The interesting and probably the most beneficial clause to this new stamp duty edict is the exemption on purchasing homes as accustomed to first-time buyers. It states that first time home purchases in England and Northern Ireland, will not require SLDT for homes costing less than £300,000. This means homes which cost higher than the amount stated earlier, will require a first-time buyer to only pay stamp duty for the cost of the property after deducting the initial £300,000.

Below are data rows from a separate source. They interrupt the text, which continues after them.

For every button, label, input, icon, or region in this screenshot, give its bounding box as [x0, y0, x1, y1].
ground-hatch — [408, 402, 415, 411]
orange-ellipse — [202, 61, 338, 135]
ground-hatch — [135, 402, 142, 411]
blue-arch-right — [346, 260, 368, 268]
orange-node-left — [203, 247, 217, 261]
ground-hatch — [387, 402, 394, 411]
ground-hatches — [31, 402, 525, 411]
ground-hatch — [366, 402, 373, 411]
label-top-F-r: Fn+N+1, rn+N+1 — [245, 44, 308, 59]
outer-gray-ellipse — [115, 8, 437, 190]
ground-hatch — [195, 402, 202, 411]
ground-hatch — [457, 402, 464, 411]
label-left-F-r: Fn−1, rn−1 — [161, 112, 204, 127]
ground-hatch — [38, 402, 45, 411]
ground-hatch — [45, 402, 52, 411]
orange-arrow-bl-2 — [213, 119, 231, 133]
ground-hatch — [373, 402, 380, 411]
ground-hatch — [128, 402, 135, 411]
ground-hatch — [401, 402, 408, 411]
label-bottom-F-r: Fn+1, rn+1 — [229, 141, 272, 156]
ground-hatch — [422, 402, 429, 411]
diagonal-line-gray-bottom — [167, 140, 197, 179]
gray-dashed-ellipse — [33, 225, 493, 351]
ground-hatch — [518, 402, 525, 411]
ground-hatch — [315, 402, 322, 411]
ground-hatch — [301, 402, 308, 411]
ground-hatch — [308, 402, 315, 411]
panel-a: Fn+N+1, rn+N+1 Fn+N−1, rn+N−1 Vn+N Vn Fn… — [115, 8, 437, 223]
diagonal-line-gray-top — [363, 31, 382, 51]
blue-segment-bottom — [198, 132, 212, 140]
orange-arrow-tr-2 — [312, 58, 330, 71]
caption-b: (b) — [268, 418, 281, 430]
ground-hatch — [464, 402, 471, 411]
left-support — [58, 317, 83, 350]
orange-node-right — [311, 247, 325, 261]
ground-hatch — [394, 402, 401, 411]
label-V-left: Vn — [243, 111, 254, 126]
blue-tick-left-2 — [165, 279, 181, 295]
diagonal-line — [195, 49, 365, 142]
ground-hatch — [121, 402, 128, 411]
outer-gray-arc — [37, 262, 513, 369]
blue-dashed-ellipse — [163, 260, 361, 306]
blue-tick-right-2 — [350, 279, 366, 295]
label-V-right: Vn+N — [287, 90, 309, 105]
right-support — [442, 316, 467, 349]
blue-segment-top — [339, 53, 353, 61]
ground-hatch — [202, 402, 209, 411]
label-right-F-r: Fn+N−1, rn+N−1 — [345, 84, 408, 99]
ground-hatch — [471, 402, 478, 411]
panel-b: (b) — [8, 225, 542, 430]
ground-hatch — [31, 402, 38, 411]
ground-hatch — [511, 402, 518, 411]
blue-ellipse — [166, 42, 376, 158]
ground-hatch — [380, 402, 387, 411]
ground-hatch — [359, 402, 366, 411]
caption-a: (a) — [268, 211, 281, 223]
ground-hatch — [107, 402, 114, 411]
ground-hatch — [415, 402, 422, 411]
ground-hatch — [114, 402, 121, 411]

Nonetheless, if the first time buyers belong to a shared ownership agenda, then they can be listed under first time buyers. Under these circumstances, they are allowed the privilege of stamp duty exemption for properties costing not more than £500,000. However, this only applies to purchases made from the date of the last budget, the 22nd of November, 2017.
Extending Help To Buy
For a while now, the Help To Buy: Equity Loan scheme has been one of the government’s best practices in aiding aspiring homeowners. Hence it comes as a bundle of good news to have the loan program extended to the year 2023.
However, it will now be solely reserved for first-time homeowners. With property purchase up to 1.5 times the average first-time buyer house price in each region, this ensures the scheme attends to those in dire need of the loan, with only a £600,000 cap in the London metropolis.
Changes For Landlords
One of the classes of people most affected by taxation changes has been landlords. Scrapping tax relief for mortgage interest payments in recent years have dealt sorely with them. However, the budget for 2018 has been hailed for easing off the reins that previously latched on tightly to the private rented sector.
Nonetheless, reduced lettings relief is said to be taking a slight readjustment from April 2020 on Capital Gains Tax. This means that it will now be limited to properties where occupancy is shared between the owner and tenant. This is in order to solve the issue around ownership owed from letting a property, and thence becoming ‘accidental landlords’.
Funding for Affordable Homes
Housing associations are expected to receive a whopping £2 billion from the Affordable Home Programme. The announcement came from the chancellor who was optimistic that the scheme will help solve the shortage in housing.
Amongst all the recent changes, this is probably the most crucial to the common man. The new income tax personal allowance is being appraised at as much as £12,500, with the higher rate threshold to rise from £46,350 to £50,000. The recently announced changes are billed to kick off from the month of April 2019.